Credit reports and tax debt: 3 things to know
If you are struggling to pay the IRS, chances are you are also struggling to pay other creditors.
You may or may not have considered bankruptcy, as part of a plan to resolve your issues with debt and move forward.
Regardless of whether you have filed bankruptcy, however, how will your tax issues affect your credit score? Here are three things to know.
Paying your taxes with a credit card can be a genuine option.
Financial self-help gurus such as Dave Ramsey constantly preach against credit card use. Their argument is that using credit cards only gets you into deeper financial trouble, and that the goal should be cut them up on the way to financial independence.
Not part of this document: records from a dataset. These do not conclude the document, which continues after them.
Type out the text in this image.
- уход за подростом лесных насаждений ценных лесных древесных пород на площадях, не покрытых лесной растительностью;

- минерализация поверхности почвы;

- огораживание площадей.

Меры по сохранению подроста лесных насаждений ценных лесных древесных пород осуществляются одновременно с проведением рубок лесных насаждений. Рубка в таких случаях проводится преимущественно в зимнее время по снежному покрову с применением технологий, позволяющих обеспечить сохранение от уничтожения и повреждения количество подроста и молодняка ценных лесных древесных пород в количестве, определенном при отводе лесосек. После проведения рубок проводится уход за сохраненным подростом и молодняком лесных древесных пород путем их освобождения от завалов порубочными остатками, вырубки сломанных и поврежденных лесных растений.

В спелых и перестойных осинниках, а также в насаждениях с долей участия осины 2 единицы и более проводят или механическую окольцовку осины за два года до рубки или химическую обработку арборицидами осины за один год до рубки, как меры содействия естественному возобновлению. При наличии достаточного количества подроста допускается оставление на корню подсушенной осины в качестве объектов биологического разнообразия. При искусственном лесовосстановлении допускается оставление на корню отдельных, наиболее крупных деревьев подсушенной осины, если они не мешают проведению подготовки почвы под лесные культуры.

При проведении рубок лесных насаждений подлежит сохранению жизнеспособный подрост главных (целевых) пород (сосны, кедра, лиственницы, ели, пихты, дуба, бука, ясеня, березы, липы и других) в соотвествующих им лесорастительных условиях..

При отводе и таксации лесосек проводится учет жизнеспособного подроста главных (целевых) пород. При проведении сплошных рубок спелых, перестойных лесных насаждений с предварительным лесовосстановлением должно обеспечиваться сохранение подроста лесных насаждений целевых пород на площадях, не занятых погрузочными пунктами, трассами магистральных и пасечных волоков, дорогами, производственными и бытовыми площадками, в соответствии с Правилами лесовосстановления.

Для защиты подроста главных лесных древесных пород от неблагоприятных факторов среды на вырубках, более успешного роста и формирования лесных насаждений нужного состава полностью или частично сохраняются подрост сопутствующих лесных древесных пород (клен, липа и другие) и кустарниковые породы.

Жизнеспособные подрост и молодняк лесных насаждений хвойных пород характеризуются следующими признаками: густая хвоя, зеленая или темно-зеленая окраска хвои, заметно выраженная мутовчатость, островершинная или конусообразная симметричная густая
There is, however, an alternative view. For one thing, paying your taxes with a credit card can in some cases actually improve your credit score.
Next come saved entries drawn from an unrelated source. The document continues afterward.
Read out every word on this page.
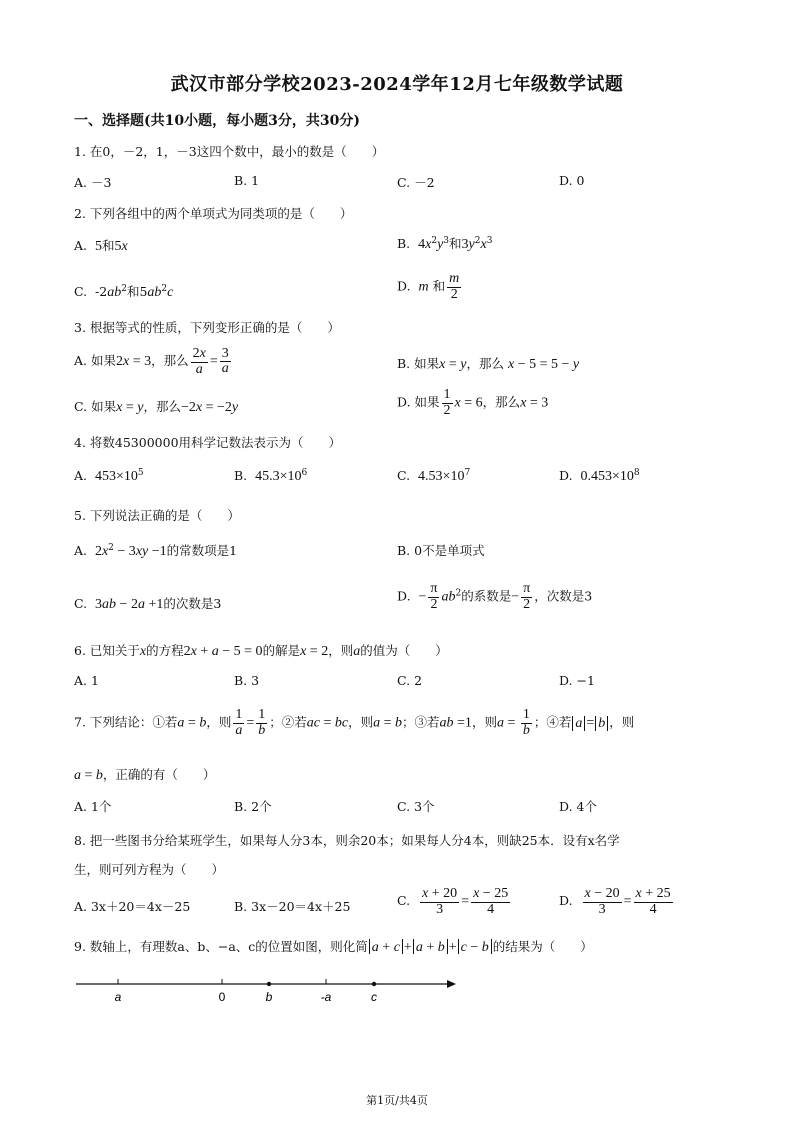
武汉市部分学校2023-2024学年12月七年级数学试题
一、选择题(共10小题，每小题3分，共30分)
1. 在0，－2，1，－3这四个数中，最小的数是（　　）
A. －3	B. 1	C. －2	D. 0
2. 下列各组中的两个单项式为同类项的是（　　）
A.  5和5x	B.  $4x^2y^3$和$3y^2x^3$
C.  $-2ab^2$和$5ab^2c$	D.  m 和 $\frac{m}{2}$
3. 根据等式的性质，下列变形正确的是（　　）
A. 如果2x = 3，那么 $\frac{2x}{a} = \frac{3}{a}$	B. 如果x = y，那么 x − 5 = 5 − y
C. 如果x = y，那么−2x = −2y	D. 如果 $\frac{1}{2}$ x = 6，那么x = 3
4. 将数45300000用科学记数法表示为（　　）
A.  $453\times 10^5$	B.  $45.3\times 10^6$	C.  $4.53\times 10^7$	D.  $0.453\times 10^8$
5. 下列说法正确的是（　　）
A.  $2x^2 - 3xy -1$的常数项是1	B. 0不是单项式
C.  3ab − 2a +1的次数是3	D.  − $\frac{\pi}{2} ab^2$的系数是− $\frac{\pi}{2}$ ，次数是3
6. 已知关于x的方程2x + a − 5 = 0的解是x = 2，则a的值为（　　）
A. 1	B. 3	C. 2	D. −1
7. 下列结论：①若a = b，则 $\frac{1}{a} = \frac{1}{b}$ ；②若ac = bc，则a = b；③若ab =1，则$a = \frac{1}{b}$ ；④若 a = b ，则
a = b，正确的有（　　）
A. 1个	B. 2个	C. 3个	D. 4个
8. 把一些图书分给某班学生，如果每人分3本，则余20本；如果每人分4本，则缺25本．设有x名学
生，则可列方程为（　　）
A. 3x＋20＝4x－25	B. 3x－20＝4x＋25	C. $\frac{x + 20}{3} = \frac{x - 25}{4}$	D. $\frac{x - 20}{3} = \frac{x + 25}{4}$
9. 数轴上，有理数a、b、−a、c的位置如图，则化简 a + c + a + b + c − b 的结果为（　　）
a	0	b	-a	c
第1页/共4页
Failure to pay your taxes or set up a payment plan can lead to a federal tax lien, which goes on your credit report.
A federal tax lien is a big negative hit on your credit score. By the time you get a notice of federal tax lien, this damage is already done.
That’s one reason why it makes sense to try to resolve your tax debt to avoid a lien.
Bankruptcy can be used to resolve tax debt in some cases.
As we noted a post last year, in certain circumstances bankruptcy can be used to address tax debt.
To be sure, bankruptcy hurts your credit score. But if you can’t pay your bills anyway, your score may already be pretty low. If that is the case, bankruptcy can be a step along the way in rebuilding your credit.